One would hardly know Mr. Blitz, a smart and friendly guy in his late 30s, was a stutterer. There’s little trace of it during our interview. It’s worse on the telephone, he says.
“If we were doing this as a phoner right now, it’d be a big headache for you and for me,” he says. “I think the psychology of it is the only thing I have to convey what I want to say or do on the telephone is my voice, so if I’m robbed of my voice, which I get worried about with my stuttering, there’s just silence, nothing. Whereas in person, if I take a long pause to think about something, you know I’m still here.”
Radio and television interviews can be hit or miss. “Stuttering is a circumstantial, random thing,” he says. “I go through periods of being good or bad with it.”
One of those bad periods, he recalls, was when he was writing the script to his film. But perhaps it just helped him get into the head of his main character, a boy who is finding his voice just as he’s dealing with the end of his parents’ marriage (one of the plot points that’s completely made up).
High school debaters are an intense bunch; it’s a milieu with plenty of dramatic — and comedic — possibilities.
“Kids can devote themselves to activities like that with abandon,” he says. “So much of their ego gets bound in it that it has great potential for drama. Certainly, we found that in ‘Spellbound’ also.”
Mr. Blitz explored another group of passionate teenagers in his 2002 documentary debut. “Spellbound,” which followed contenders of the Scripps National Spelling Bee, was nominated for an Oscar.
He was tempted to start his documentary career, rather than his feature career, with a film about the debate world. But “I thought that the spelling-bee world is something people could connect to a little more easily than policy debate,” he says. “We actually slowed down the fast talking that kids actually do in policy debate. It’s such a blur and so much jargon gets used, it’s not accessible in the same sort of way.”

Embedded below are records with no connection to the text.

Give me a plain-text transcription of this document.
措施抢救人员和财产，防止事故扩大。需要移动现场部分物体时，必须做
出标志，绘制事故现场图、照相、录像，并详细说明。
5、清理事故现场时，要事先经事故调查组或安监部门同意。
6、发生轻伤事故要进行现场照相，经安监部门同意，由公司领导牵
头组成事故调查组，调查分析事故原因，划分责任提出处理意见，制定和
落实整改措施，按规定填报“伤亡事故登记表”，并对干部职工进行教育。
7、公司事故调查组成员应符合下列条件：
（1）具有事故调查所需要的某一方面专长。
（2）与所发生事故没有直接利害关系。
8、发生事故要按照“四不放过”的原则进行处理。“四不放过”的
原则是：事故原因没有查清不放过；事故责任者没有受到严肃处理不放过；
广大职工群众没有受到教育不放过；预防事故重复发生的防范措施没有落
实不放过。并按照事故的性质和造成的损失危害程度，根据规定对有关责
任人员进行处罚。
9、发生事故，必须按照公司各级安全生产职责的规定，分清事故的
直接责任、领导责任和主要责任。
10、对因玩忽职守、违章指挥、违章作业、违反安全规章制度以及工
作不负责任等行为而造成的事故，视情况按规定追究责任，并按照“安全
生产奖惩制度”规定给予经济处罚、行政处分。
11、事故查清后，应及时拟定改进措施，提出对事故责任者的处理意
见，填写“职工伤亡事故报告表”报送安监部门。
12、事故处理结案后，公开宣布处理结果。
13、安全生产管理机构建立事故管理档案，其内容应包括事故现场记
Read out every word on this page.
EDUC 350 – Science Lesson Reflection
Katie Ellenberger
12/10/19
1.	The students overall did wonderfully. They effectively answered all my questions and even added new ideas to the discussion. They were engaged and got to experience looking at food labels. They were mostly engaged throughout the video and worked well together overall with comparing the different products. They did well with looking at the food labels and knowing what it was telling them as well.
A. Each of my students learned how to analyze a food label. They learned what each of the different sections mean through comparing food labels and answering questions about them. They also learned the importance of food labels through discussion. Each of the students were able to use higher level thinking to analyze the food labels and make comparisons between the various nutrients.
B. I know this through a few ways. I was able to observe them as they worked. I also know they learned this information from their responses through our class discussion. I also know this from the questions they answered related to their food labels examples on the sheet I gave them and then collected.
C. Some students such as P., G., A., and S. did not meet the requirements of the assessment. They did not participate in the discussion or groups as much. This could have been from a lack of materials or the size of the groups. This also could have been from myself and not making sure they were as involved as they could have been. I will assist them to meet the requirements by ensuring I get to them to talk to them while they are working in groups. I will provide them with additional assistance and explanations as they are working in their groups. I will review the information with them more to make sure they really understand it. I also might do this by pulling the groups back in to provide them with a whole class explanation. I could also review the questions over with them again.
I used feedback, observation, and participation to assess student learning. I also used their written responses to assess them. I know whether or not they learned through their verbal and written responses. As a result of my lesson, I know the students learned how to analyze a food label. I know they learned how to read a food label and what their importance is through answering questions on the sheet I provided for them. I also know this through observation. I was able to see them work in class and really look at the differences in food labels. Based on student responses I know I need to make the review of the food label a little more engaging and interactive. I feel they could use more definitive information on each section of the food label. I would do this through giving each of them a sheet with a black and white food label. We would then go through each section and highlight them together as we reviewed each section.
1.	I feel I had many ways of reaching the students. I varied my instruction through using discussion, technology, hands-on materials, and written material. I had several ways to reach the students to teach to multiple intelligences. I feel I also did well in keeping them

He says that as a teen, the fast debaters thought they were playing football compared to the mild table tennis of the more “Lincoln-Douglas”-style debaters.
Mr. Blitz didn’t join the team for a girl, like his creation. “I wanted to prove to myself, and I wanted to prove to the world that I could do the very thing that you’d think I’d be least able to do,” he says.
“My first year was very rocky, which is reflected in Hal’s experience,” he says. “We don’t know if Hal stuck with it. I stuck with it. It became my obsession, debate and public speaking, in high school. I did very little homework, I just did my debate research.”
By the time he was a senior, this stutterer won, with his partner, the New Jersey state debating championship and three different public speaking events, surprising his family, a couple other members of which also stutter.